New countIdentifications() function

lgatto commented 2 years ago

Hi @sgibb and @jorainer

This draft PR add a new function, nSequences() that takes a proteomics Spectra object with identification results (as a sequence spectra variable). It then counts, for each scan (MS1 and MS2) the number of identification that results from that scan. This is obvious and uninteresting for MS2 scans, as these are either 0 or one (depending whether sequence is NA or not). But for MS1 scan, the function could how many identifications where found for in the descendant MS2 scans. This can in turn be used to generate a plot as shown below

In addition to your review, I have some questions/comments:

Ok to add this function in it's own file nSequences.R.
I'm not convinced by the name of the function.
The function is quite slow. How could it be improved? I suspect that the current implementation of .filterSpectraHierarchy() is slow for such a use-case, where it is called for all MS1 scans. I can think of a vectorised and/or a C-level implementation. What do you think?

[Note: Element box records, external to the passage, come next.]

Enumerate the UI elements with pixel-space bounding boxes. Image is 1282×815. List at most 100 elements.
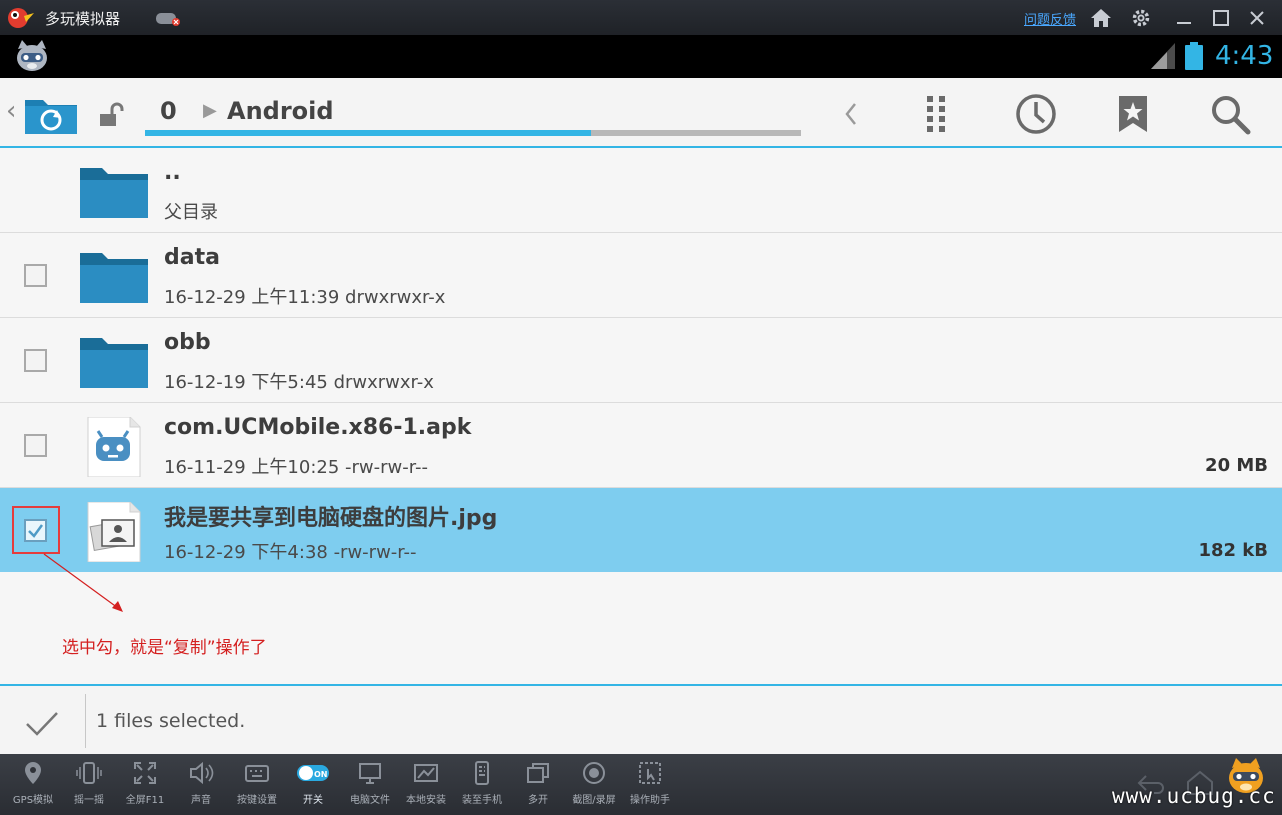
watermark-text: www.ucbug.cc (1112, 784, 1276, 808)
file-name: com.UCMobile.x86-1.apk (164, 415, 472, 440)
file-checkbox[interactable] (24, 349, 47, 372)
feedback-link[interactable]: 问题反馈 (1024, 9, 1076, 28)
file-name: 我是要共享到电脑硬盘的图片.jpg (164, 506, 498, 531)
multi-window-icon (527, 763, 549, 783)
emulator-toolbar: GPS模拟 摇一摇 全屏F11 声音 按键设置 ON 开关 电脑文件 本地安装 … (0, 754, 1282, 815)
tool-local-install[interactable]: 本地安装 (398, 760, 454, 812)
file-checkbox[interactable] (24, 264, 47, 287)
breadcrumb-root[interactable]: 0 (160, 97, 177, 125)
fullscreen-icon (134, 762, 156, 784)
tool-label: 电脑文件 (350, 795, 390, 806)
file-row[interactable]: obb 16-12-19 下午5:45 drwxrwxr-x (0, 318, 1282, 403)
apk-file-icon (87, 417, 141, 477)
tool-label: 本地安装 (406, 795, 446, 806)
file-meta: 16-11-29 上午10:25 -rw-rw-r-- (164, 457, 428, 478)
install-icon (414, 764, 438, 782)
breadcrumb-separator-icon: ▶ (203, 100, 217, 121)
tool-label: 操作助手 (630, 795, 670, 806)
monitor-icon (359, 763, 381, 784)
tool-label: 摇一摇 (74, 795, 104, 806)
search-icon[interactable] (1208, 92, 1252, 136)
confirm-check-icon[interactable] (24, 710, 60, 738)
file-row[interactable]: com.UCMobile.x86-1.apk 16-11-29 上午10:25 … (0, 403, 1282, 488)
folder-icon (80, 338, 148, 388)
divider (85, 694, 86, 748)
bookmark-star-icon[interactable] (1111, 92, 1155, 136)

lgatto commented 2 years ago

Yes, let's generalise the name - I'm happy to hear this would also be useful for metabolomics data. But I'm not convinced by annotation. In proteomics, you could have an annotation that doesn't equate to a peptide sequence (i.e. the identification) - for example the presence of an ammonium ion.

What about using the term identification rather than sequence, which is just as good or a match in proteomics and seems to also fit metabolomics.

If you are happy with this, I would rename the function countIdentifications().